From: Asmus Freytag (asmusf@ix.netcom.com)
Date: Thu Nov 25 2004 - 21:19:42 CST
The fact is, once you dedicate the top bits in a pipe to some purposes,
you've narrowed the width of the pipe. That's what happened to those
systems that implemented a 7-bit pipe for ASCII by using the top bit for
other purposes.
And everybody seems to agree that when you serialize such an encoding the
'unused' bits indeed do need to be set to 0. 0xFFF0FFFF is *not* the same
as 0x0010FFFF. Only the second example is the correct UTF-32 value for the
largest Unicode code point.
However, even strictly internal use of the lesser number of bits, though
not illegal, or incorrect, can be *unwise*. It limits the ways such a
system can be enabled for other character sets.
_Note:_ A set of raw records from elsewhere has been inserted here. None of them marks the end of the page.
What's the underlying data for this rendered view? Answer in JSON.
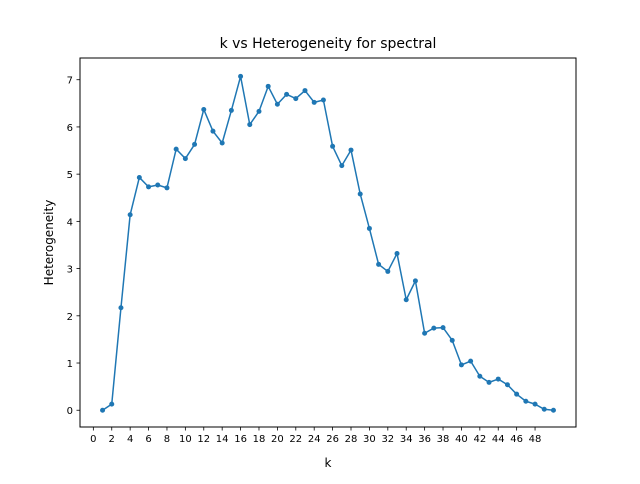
{
  "chart_data": {
    "type": "line",
    "title": "k vs Heterogeneity for spectral",
    "xlabel": "k",
    "ylabel": "Heterogeneity",
    "xlim": [
      -1.45,
      52.45
    ],
    "ylim": [
      -0.355,
      7.46
    ],
    "xticks": [
      0,
      2,
      4,
      6,
      8,
      10,
      12,
      14,
      16,
      18,
      20,
      22,
      24,
      26,
      28,
      30,
      32,
      34,
      36,
      38,
      40,
      42,
      44,
      46,
      48
    ],
    "yticks": [
      0,
      1,
      2,
      3,
      4,
      5,
      6,
      7
    ],
    "grid": false,
    "color": "#1f77b4",
    "marker": "circle",
    "series": [
      {
        "x": [
          1,
          2,
          3,
          4,
          5,
          6,
          7,
          8,
          9,
          10,
          11,
          12,
          13,
          14,
          15,
          16,
          17,
          18,
          19,
          20,
          21,
          22,
          23,
          24,
          25,
          26,
          27,
          28,
          29,
          30,
          31,
          32,
          33,
          34,
          35,
          36,
          37,
          38,
          39,
          40,
          41,
          42,
          43,
          44,
          45,
          46,
          47,
          48,
          49,
          50
        ],
        "y": [
          0.0,
          0.13,
          2.17,
          4.14,
          4.93,
          4.73,
          4.77,
          4.71,
          5.53,
          5.33,
          5.63,
          6.37,
          5.91,
          5.66,
          6.35,
          7.07,
          6.05,
          6.33,
          6.86,
          6.48,
          6.69,
          6.6,
          6.77,
          6.52,
          6.57,
          5.59,
          5.18,
          5.51,
          4.58,
          3.85,
          3.09,
          2.94,
          3.32,
          2.34,
          2.74,
          1.63,
          1.74,
          1.75,
          1.48,
          0.96,
          1.04,
          0.72,
          0.59,
          0.66,
          0.54,
          0.34,
          0.19,
          0.13,
          0.02,
          0.0
        ]
      }
    ]
  }
}
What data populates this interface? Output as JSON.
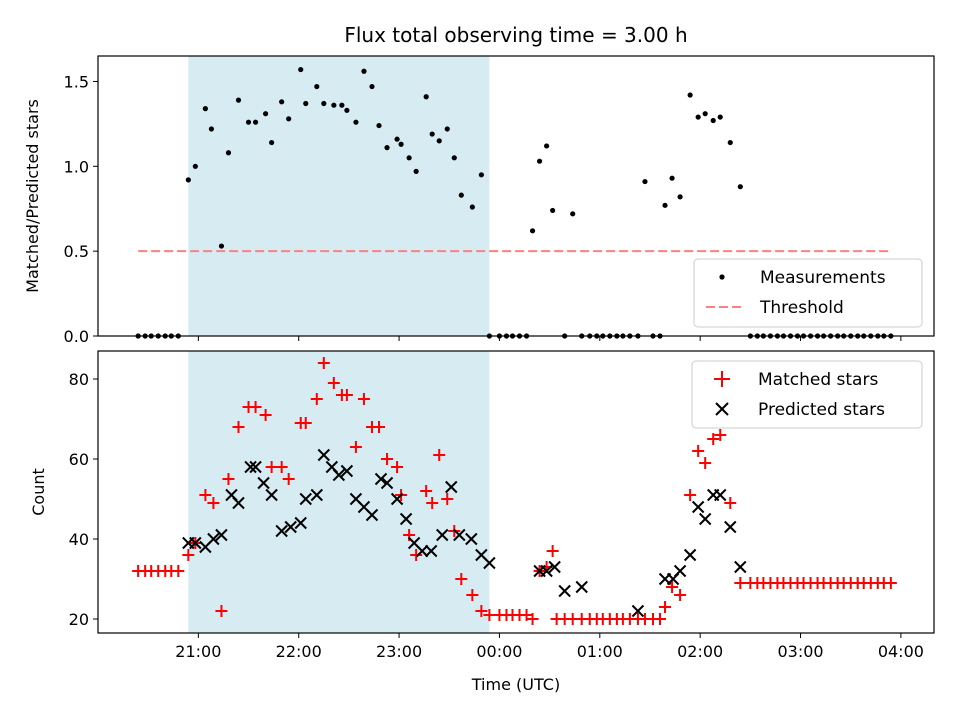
{
  "chart_data": [
    {
      "type": "scatter",
      "title": "Flux total observing time = 3.00 h",
      "xlabel": "",
      "ylabel": "Matched/Predicted stars",
      "x_unit": "hours since 00:00 UTC (negative = previous day)",
      "xlim": [
        -4.0,
        4.33
      ],
      "ylim": [
        0.0,
        1.65
      ],
      "yticks": [
        0.0,
        0.5,
        1.0,
        1.5
      ],
      "ytick_labels": [
        "0.0",
        "0.5",
        "1.0",
        "1.5"
      ],
      "shaded_region": {
        "x0": -3.1,
        "x1": -0.1,
        "color": "#add8e6"
      },
      "threshold": {
        "name": "Threshold",
        "value": 0.5,
        "x0": -3.6,
        "x1": 3.9,
        "color": "#ff8080"
      },
      "legend": {
        "placement": "lower right",
        "entries": [
          "Measurements",
          "Threshold"
        ]
      },
      "series": [
        {
          "name": "Measurements",
          "color": "#000000",
          "x": [
            -3.6,
            -3.53,
            -3.47,
            -3.4,
            -3.33,
            -3.27,
            -3.2,
            -3.1,
            -3.03,
            -2.93,
            -2.87,
            -2.77,
            -2.7,
            -2.6,
            -2.5,
            -2.43,
            -2.33,
            -2.27,
            -2.17,
            -2.1,
            -1.98,
            -1.93,
            -1.82,
            -1.75,
            -1.65,
            -1.57,
            -1.52,
            -1.43,
            -1.35,
            -1.27,
            -1.2,
            -1.12,
            -1.02,
            -0.98,
            -0.9,
            -0.83,
            -0.73,
            -0.67,
            -0.6,
            -0.52,
            -0.45,
            -0.38,
            -0.27,
            -0.18,
            -0.1,
            0.0,
            0.07,
            0.13,
            0.2,
            0.27,
            0.33,
            0.4,
            0.47,
            0.53,
            0.65,
            0.73,
            0.82,
            0.9,
            0.97,
            1.03,
            1.1,
            1.17,
            1.23,
            1.3,
            1.38,
            1.45,
            1.53,
            1.6,
            1.65,
            1.72,
            1.8,
            1.9,
            1.98,
            2.05,
            2.13,
            2.2,
            2.3,
            2.4,
            2.5,
            2.57,
            2.63,
            2.7,
            2.77,
            2.83,
            2.9,
            2.97,
            3.03,
            3.1,
            3.17,
            3.23,
            3.3,
            3.37,
            3.43,
            3.5,
            3.57,
            3.63,
            3.7,
            3.77,
            3.83,
            3.9
          ],
          "y": [
            0,
            0,
            0,
            0,
            0,
            0,
            0,
            0.92,
            1.0,
            1.34,
            1.22,
            0.53,
            1.08,
            1.39,
            1.26,
            1.26,
            1.31,
            1.14,
            1.38,
            1.28,
            1.57,
            1.37,
            1.47,
            1.37,
            1.36,
            1.36,
            1.33,
            1.26,
            1.56,
            1.47,
            1.24,
            1.11,
            1.16,
            1.13,
            1.05,
            0.97,
            1.41,
            1.19,
            1.15,
            1.22,
            1.05,
            0.83,
            0.76,
            0.95,
            0,
            0,
            0,
            0,
            0,
            0,
            0.62,
            1.03,
            1.12,
            0.74,
            0,
            0.72,
            0,
            0,
            0,
            0,
            0,
            0,
            0,
            0,
            0,
            0.91,
            0,
            0,
            0.77,
            0.93,
            0.82,
            1.42,
            1.29,
            1.31,
            1.27,
            1.29,
            1.14,
            0.88,
            0,
            0,
            0,
            0,
            0,
            0,
            0,
            0,
            0,
            0,
            0,
            0,
            0,
            0,
            0,
            0,
            0,
            0,
            0,
            0,
            0,
            0
          ]
        }
      ]
    },
    {
      "type": "scatter",
      "title": "",
      "xlabel": "Time (UTC)",
      "ylabel": "Count",
      "x_unit": "hours since 00:00 UTC (negative = previous day)",
      "xlim": [
        -4.0,
        4.33
      ],
      "ylim": [
        16.5,
        87.0
      ],
      "yticks": [
        20,
        40,
        60,
        80
      ],
      "ytick_labels": [
        "20",
        "40",
        "60",
        "80"
      ],
      "xticks": [
        -3,
        -2,
        -1,
        0,
        1,
        2,
        3,
        4
      ],
      "xtick_labels": [
        "21:00",
        "22:00",
        "23:00",
        "00:00",
        "01:00",
        "02:00",
        "03:00",
        "04:00"
      ],
      "shaded_region": {
        "x0": -3.1,
        "x1": -0.1,
        "color": "#add8e6"
      },
      "legend": {
        "placement": "upper right",
        "entries": [
          "Matched stars",
          "Predicted stars"
        ]
      },
      "series": [
        {
          "name": "Matched stars",
          "marker": "plus",
          "color": "#ff0000",
          "x": [
            -3.6,
            -3.53,
            -3.47,
            -3.4,
            -3.33,
            -3.27,
            -3.2,
            -3.1,
            -3.03,
            -2.93,
            -2.85,
            -2.77,
            -2.7,
            -2.6,
            -2.5,
            -2.43,
            -2.33,
            -2.27,
            -2.17,
            -2.1,
            -1.98,
            -1.93,
            -1.82,
            -1.75,
            -1.65,
            -1.57,
            -1.52,
            -1.43,
            -1.35,
            -1.27,
            -1.2,
            -1.12,
            -1.02,
            -0.98,
            -0.9,
            -0.83,
            -0.73,
            -0.67,
            -0.6,
            -0.52,
            -0.45,
            -0.38,
            -0.27,
            -0.18,
            -0.1,
            0.0,
            0.07,
            0.13,
            0.2,
            0.27,
            0.33,
            0.4,
            0.47,
            0.53,
            0.57,
            0.65,
            0.73,
            0.82,
            0.9,
            0.97,
            1.03,
            1.1,
            1.17,
            1.23,
            1.3,
            1.38,
            1.45,
            1.53,
            1.6,
            1.65,
            1.72,
            1.8,
            1.9,
            1.98,
            2.05,
            2.13,
            2.2,
            2.3,
            2.4,
            2.5,
            2.57,
            2.63,
            2.7,
            2.77,
            2.83,
            2.9,
            2.97,
            3.03,
            3.1,
            3.17,
            3.23,
            3.3,
            3.37,
            3.43,
            3.5,
            3.57,
            3.63,
            3.7,
            3.77,
            3.83,
            3.9
          ],
          "y": [
            32,
            32,
            32,
            32,
            32,
            32,
            32,
            36,
            39,
            51,
            49,
            22,
            55,
            68,
            73,
            73,
            71,
            58,
            58,
            55,
            69,
            69,
            75,
            84,
            79,
            76,
            76,
            63,
            75,
            68,
            68,
            60,
            58,
            51,
            41,
            36,
            52,
            49,
            61,
            50,
            42,
            30,
            26,
            22,
            21,
            21,
            21,
            21,
            21,
            21,
            20,
            32,
            33,
            37,
            20,
            20,
            20,
            20,
            20,
            20,
            20,
            20,
            20,
            20,
            20,
            20,
            20,
            20,
            20,
            23,
            28,
            26,
            51,
            62,
            59,
            65,
            66,
            49,
            29,
            29,
            29,
            29,
            29,
            29,
            29,
            29,
            29,
            29,
            29,
            29,
            29,
            29,
            29,
            29,
            29,
            29,
            29,
            29,
            29,
            29,
            29
          ]
        },
        {
          "name": "Predicted stars",
          "marker": "x",
          "color": "#000000",
          "x": [
            -3.1,
            -3.03,
            -2.93,
            -2.85,
            -2.77,
            -2.67,
            -2.6,
            -2.48,
            -2.43,
            -2.35,
            -2.27,
            -2.17,
            -2.08,
            -1.98,
            -1.93,
            -1.82,
            -1.75,
            -1.67,
            -1.6,
            -1.52,
            -1.43,
            -1.35,
            -1.27,
            -1.18,
            -1.12,
            -1.02,
            -0.93,
            -0.85,
            -0.77,
            -0.68,
            -0.57,
            -0.48,
            -0.4,
            -0.28,
            -0.18,
            -0.1,
            0.4,
            0.47,
            0.55,
            0.65,
            0.82,
            1.38,
            1.65,
            1.73,
            1.8,
            1.9,
            1.98,
            2.05,
            2.13,
            2.2,
            2.3,
            2.4
          ],
          "y": [
            39,
            39,
            38,
            40,
            41,
            51,
            49,
            58,
            58,
            54,
            51,
            42,
            43,
            44,
            50,
            51,
            61,
            58,
            56,
            57,
            50,
            48,
            46,
            55,
            54,
            50,
            45,
            39,
            37,
            37,
            41,
            53,
            41,
            40,
            36,
            34,
            32,
            32,
            33,
            27,
            28,
            22,
            30,
            30,
            32,
            36,
            48,
            45,
            51,
            51,
            43,
            33
          ]
        }
      ]
    }
  ]
}
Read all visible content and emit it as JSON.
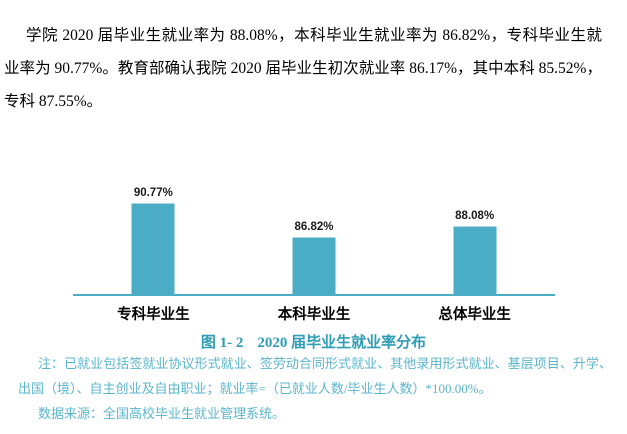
{
  "colors": {
    "bar": "#4BACC6",
    "axis": "#4BACC6",
    "caption_text": "#2E9DB5",
    "note_text": "#5BB6CC"
  },
  "paragraph": {
    "text": "学院 2020 届毕业生就业率为 88.08%，本科毕业生就业率为 86.82%，专科毕业生就业率为 90.77%。教育部确认我院 2020 届毕业生初次就业率 86.17%，其中本科 85.52%，专科 87.55%。"
  },
  "chart_data": {
    "type": "bar",
    "categories": [
      "专科毕业生",
      "本科毕业生",
      "总体毕业生"
    ],
    "values": [
      90.77,
      86.82,
      88.08
    ],
    "data_labels": [
      "90.77%",
      "86.82%",
      "88.08%"
    ],
    "title": "图 1- 2 2020 届毕业生就业率分布",
    "xlabel": "",
    "ylabel": "",
    "ylim": [
      80,
      92
    ],
    "grid": false,
    "legend": false,
    "bar_color": "#4BACC6",
    "axis_color": "#4BACC6"
  },
  "caption": {
    "label": "图 1- 2",
    "title": "2020 届毕业生就业率分布"
  },
  "notes": {
    "note": "注：已就业包括签就业协议形式就业、签劳动合同形式就业、其他录用形式就业、基层项目、升学、出国（境）、自主创业及自由职业；就业率=（已就业人数/毕业生人数）*100.00%。",
    "source": "数据来源：全国高校毕业生就业管理系统。"
  }
}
Now, while ASCII was something of a minimal character set, Unicode strives
to be universal. The chances of getting burned by limiting your
architecture to the features of a single character set are inversely
proportional to its scope and coverage.
In an ideal world, Unicode would satisfy all needs, present and future, and
you could build systems that can only ever deal with Unicode. And many such
systems are being build and will work quite well. However, there's always a
chance that someday some other coding system(*) may need to be used in
parts of your system, and you may well be happy having kept your plumbing
generically to 32-bit.
Call it engineer's caution, if you will.